There was a shocked silence, then Colonel Muller spoke sternly and very coldly: “You do realize, Lieutenant Kramer, that your attitude is not necessarily in the best interests of the department?”
“Uh huh,” acknowledged Kramer, making the most of this while it lasted, and remembering Strydom’s exact words. “It could have far-reaching effects.”
“First you agree to a full-scale operation, and now you’re behaving like this? What’s going on, hey? You tell me!”
“Ach, something’s just come in to change my mind.”
“You bastard!” Colonel Muller laughed, with a warmth that surprised Kramer. “You bloody devious old bastard! For a while you were really giving me a bad time there; I thought you’d cracked. One day I’ll get you back, hey? That’s a promise! But you’d best get weaving now.
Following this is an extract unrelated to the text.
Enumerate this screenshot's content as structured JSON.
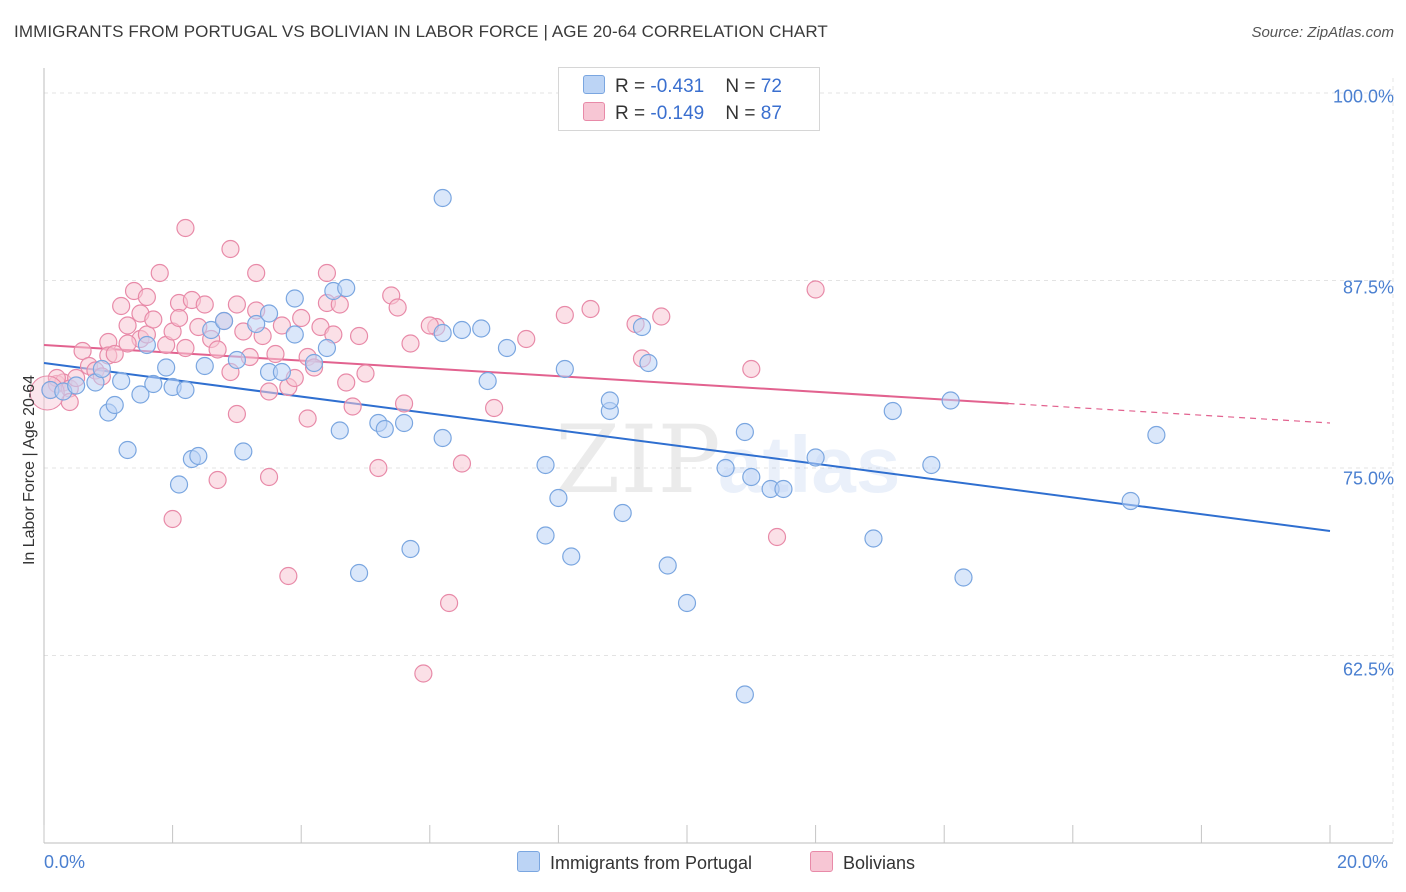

Good luck!”
And the line went dead, dropping a weight of trust on Kramer’s shoulders that made it impossible for him to lift the receiver again and call his own bluff.
“Oh, Jesus,” he said.
The light from outside became dimmer. He went over to the door to thumb the switch, nearly asked after Zondi, but returned to the desk and picked up the Telex. A subheading caught his eye: JUDICIAL HANGING AS SUICIDE.
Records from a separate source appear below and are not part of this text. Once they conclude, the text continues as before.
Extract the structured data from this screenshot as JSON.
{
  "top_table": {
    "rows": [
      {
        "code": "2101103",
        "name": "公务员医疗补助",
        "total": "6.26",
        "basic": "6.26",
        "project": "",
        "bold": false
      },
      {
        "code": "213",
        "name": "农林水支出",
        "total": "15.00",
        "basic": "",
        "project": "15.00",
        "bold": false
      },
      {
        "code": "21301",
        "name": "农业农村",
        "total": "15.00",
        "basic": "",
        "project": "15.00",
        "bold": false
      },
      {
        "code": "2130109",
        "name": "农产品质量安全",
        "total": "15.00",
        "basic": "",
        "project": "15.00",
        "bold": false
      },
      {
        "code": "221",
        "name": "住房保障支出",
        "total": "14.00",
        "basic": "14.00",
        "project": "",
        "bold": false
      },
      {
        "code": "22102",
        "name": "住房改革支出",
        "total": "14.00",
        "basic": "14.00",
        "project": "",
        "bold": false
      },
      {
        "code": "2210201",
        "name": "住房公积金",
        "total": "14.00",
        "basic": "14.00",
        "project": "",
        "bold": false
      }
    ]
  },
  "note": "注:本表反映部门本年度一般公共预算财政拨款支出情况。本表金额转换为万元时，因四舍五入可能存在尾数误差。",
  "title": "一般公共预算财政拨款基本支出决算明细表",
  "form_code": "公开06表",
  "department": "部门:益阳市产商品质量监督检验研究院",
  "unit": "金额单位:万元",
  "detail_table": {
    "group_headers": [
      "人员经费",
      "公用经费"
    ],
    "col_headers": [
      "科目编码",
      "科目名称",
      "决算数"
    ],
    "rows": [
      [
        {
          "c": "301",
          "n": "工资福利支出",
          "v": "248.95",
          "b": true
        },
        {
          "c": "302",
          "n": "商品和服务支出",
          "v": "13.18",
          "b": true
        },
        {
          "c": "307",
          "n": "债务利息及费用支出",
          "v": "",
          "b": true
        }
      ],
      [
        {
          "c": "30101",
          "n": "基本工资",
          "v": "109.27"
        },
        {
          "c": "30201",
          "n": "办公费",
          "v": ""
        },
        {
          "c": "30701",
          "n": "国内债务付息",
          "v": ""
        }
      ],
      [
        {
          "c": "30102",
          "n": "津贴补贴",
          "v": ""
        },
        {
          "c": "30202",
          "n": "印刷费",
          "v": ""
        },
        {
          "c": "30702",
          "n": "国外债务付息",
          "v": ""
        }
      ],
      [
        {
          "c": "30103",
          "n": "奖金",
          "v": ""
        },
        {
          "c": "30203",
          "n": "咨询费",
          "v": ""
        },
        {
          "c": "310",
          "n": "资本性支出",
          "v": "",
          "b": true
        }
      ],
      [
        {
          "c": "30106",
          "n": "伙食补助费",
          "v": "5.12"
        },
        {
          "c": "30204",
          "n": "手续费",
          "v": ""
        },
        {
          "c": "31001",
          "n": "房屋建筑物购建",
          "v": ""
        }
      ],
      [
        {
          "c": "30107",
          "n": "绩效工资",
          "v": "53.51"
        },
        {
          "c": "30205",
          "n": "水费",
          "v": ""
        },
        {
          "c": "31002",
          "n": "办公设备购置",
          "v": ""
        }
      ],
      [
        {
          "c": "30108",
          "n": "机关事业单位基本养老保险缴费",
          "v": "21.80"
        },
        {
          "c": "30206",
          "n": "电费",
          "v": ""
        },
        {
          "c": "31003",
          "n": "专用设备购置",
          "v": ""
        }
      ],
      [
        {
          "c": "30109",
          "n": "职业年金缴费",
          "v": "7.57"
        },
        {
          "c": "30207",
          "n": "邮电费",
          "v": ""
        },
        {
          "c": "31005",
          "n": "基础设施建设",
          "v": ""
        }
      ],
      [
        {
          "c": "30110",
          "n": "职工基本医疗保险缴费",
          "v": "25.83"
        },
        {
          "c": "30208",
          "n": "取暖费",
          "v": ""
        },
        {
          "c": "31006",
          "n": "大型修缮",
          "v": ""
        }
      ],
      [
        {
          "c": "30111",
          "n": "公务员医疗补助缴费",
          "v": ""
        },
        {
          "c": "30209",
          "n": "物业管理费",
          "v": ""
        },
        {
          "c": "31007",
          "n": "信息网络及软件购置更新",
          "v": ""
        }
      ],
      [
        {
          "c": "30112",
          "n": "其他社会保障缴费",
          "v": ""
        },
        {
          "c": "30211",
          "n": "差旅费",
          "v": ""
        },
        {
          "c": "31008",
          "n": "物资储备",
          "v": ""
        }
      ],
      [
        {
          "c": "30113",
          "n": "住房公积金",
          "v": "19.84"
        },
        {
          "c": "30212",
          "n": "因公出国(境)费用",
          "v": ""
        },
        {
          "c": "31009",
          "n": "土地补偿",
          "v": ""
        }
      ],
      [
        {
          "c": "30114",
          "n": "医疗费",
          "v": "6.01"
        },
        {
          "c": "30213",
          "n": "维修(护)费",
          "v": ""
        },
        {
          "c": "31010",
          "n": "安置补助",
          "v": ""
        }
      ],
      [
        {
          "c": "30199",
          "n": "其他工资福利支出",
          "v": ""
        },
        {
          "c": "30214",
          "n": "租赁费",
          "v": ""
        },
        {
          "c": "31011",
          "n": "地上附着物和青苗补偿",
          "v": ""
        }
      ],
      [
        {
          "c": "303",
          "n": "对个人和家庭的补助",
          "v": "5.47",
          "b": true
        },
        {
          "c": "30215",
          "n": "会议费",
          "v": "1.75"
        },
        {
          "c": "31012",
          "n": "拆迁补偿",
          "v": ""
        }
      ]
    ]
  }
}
He slumped down and began to skim the annoying capitals.
FM T NEW YORK TIMES O 6TH APRIL 1926. T ROOM WAS ABT 35FT HIGH, 25FT LONG AND 25FT WIDE. T WALLS WR PAINTED A LT GREEN. TWO HIGH-POWERED ELECTRIC LIGHTS WR SUSPENDED FM T CEILING AND ANOTHER BRILLIANT LT WAS ON T WALL. IN T FAR CORNER STOOD WARDEN SCOTT. BENEATH HIS FOOT WAS A PLUNGER SIMILAR TO THOSE ATTACHED TO GONGS ON T FRONT PLATFORMS O STREETCARS. (MISS A BIT. C.S.) IMMEDIATELY ON HIS RIGHT AS HE ENTERED IS A CLOSET WH CONTAINS T DEATH MECHANISM USED BY T STATE O CONNECTICUT IN HER EXECUTIONS. TO ONE END O T SOFT ROPE, WH GOES UP THRU A HOLE IN T CEILING, IS A WT CAREFULLY BALANCED, IN THIS CASE, AGST T 135LB O CHAPMAN’S FRAIL BODY. ON T OTHER END, INSIDE T DEATH CHAMBER, WAS T NOOSE, WH WAS HELD BY A HOOK IN T WALL AND, AS IT WAS BEHIND CHAPMAN AS HE ENTERED THE ROOM, IT WAS PROBABLY NOT SEEN BY HIM. T WT IS HELD 3FT ABOVE T FLOOR LEVEL (VARIES O COURSE. C.S.) AND IS CONNECTED BY A STEEL ROD TO T PLUNGER AT T POINT WHERE T WARDEN STANDS.